A village of Georgian farmers takes on the mighty BP oil corporation when the Baku-Tbilisi-Ceyhan Pipeline heads their way in engaging docu “The Pipeline Next Door,” a fourth gig for Georgian-born, Gaul-based helmer Nino Kirtadze (“Dites a mes amis que je suis mort,” 2004). Kirtadze’s verite approach creates a well-rounded, character-led drama in which no one, not even the oil execs, is simply a hero or villain. Although well liked at fests visited so far, talk-intensive pic is more likely to trickle down cablers’ pipes than gush theatrically abroad.
Tiny village of Sakire is tucked at the bottom of the Borjomi valley, a region long known for its lush, emerald landscape and underground springs of flavorful mineral water. Plans will lay the Baku-Tbilisi-Ceyhan Pipeline right through villagers’ farmlands and separate the community from its cemetery.
The Sakire townsfolk largely accept the fact that they won’t be able to stop the pipeline, which is being built foot by foot farther up the valley. But, they want a fairer settlement for the land they’ll lose, and worry about environmental problems.
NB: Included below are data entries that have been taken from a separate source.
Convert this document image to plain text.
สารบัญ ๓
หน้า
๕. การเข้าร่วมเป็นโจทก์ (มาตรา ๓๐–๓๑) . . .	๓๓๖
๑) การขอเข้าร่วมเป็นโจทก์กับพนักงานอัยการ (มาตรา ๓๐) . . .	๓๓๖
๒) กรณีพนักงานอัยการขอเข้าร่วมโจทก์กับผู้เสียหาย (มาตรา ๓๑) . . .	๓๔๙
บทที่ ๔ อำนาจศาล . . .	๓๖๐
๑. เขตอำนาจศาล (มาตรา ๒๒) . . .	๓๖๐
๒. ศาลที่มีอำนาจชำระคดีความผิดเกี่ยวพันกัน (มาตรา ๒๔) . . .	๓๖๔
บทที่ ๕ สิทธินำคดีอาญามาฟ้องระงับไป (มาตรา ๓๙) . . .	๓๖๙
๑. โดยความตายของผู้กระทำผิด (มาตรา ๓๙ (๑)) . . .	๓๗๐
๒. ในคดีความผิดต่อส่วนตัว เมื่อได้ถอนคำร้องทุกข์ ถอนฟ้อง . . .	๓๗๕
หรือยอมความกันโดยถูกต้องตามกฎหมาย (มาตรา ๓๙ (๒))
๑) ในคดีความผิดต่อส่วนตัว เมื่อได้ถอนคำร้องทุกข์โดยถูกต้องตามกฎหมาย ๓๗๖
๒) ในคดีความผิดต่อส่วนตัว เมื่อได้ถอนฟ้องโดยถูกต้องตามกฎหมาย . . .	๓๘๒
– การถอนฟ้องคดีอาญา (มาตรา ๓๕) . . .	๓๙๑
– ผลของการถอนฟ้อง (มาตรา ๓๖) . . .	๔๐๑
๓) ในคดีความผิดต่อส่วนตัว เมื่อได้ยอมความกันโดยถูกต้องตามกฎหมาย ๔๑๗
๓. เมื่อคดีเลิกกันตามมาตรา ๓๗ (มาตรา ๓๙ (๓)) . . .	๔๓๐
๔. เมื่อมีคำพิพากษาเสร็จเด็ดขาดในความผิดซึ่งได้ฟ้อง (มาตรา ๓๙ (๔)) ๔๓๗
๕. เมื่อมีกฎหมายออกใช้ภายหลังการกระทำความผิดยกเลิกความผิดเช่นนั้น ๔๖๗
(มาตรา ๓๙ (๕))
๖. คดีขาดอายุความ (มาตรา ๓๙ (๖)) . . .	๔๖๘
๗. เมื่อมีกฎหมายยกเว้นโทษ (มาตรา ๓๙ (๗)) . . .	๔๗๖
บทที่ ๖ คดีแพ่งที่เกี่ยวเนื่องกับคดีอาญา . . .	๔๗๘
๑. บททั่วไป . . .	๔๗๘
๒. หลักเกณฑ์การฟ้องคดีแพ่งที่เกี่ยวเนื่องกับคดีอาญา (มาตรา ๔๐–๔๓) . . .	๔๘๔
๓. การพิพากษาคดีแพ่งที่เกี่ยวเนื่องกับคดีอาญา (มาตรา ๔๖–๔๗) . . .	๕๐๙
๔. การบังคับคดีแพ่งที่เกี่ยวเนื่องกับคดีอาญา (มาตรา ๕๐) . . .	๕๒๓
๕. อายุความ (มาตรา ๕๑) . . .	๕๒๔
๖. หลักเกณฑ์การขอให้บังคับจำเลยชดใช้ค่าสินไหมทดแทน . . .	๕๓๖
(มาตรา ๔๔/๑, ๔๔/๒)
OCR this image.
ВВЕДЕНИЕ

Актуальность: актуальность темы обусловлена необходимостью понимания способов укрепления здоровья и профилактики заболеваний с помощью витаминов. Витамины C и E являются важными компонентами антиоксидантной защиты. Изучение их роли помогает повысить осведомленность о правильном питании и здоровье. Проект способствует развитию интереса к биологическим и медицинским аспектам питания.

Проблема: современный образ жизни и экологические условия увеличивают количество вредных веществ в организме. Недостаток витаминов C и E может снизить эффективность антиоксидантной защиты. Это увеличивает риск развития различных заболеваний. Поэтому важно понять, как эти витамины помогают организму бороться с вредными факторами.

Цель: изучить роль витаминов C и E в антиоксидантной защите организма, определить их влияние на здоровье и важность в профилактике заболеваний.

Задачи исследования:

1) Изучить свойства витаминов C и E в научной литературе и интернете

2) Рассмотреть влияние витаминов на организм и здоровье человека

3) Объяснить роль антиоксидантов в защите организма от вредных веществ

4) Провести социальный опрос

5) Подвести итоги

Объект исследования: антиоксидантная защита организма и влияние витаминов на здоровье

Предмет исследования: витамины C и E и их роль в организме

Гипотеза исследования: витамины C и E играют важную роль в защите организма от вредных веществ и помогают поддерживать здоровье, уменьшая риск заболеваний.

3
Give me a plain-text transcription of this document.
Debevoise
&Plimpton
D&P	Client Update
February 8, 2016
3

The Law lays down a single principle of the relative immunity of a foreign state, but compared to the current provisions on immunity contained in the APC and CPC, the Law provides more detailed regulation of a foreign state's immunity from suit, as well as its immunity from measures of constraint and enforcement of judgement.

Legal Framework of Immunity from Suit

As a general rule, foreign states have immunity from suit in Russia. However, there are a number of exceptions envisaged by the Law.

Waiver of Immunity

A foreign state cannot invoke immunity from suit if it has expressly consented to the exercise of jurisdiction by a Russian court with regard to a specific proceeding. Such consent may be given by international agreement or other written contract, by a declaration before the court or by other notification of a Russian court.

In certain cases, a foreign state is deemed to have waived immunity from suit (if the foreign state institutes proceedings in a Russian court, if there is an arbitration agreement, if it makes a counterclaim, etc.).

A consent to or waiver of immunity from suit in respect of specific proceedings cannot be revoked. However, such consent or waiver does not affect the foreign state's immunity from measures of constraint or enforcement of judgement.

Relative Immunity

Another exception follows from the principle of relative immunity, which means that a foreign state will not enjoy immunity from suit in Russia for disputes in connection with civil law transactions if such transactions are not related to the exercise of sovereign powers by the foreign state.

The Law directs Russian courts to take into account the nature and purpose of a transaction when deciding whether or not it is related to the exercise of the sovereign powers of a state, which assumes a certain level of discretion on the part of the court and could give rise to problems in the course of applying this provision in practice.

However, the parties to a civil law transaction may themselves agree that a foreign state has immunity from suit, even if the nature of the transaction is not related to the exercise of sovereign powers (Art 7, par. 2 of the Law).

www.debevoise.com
Disputes break out over who owns which parcels of land, and soon, led by feisty matriarch Leila, the whole village is up in arms against the mayor, Akaki Bliadze, whom they accuse of various crimes, from taking bribes to just not fighting in their corner. The poor man looks quite beleaguered.
Meanwhile, in Tbilisi, American BP-executive Ed Johnson gets wind of the problems in Sakire which threaten to put the project behind schedule and make him look bad back home. He and BP have the support of Georgia’s president, who badly wants the pipeline to bring wealth to the impoverished nation. Eventually, Johnson travels to Sakire.
Although pic eschews voiceover and keeping subtitles pretty much to a minimum, forceful characters emerge in the many lively scenes where the villagers debate their problems. Some Sakireans seem motivated by greed, and comedy is generated by squawking squabbles over how many fruit trees one peasant has on his land.
Although Kirtadze can’t resist filming Johnson in his limousine, often looking painfully ill at ease in this chaotic former Soviet Republic country, his willingness to give the filmmakers seemingly full access and speak fairly honestly to the villagers — he admits he can’t promise nothing will ever go wrong with the pipeline — wins sympathy.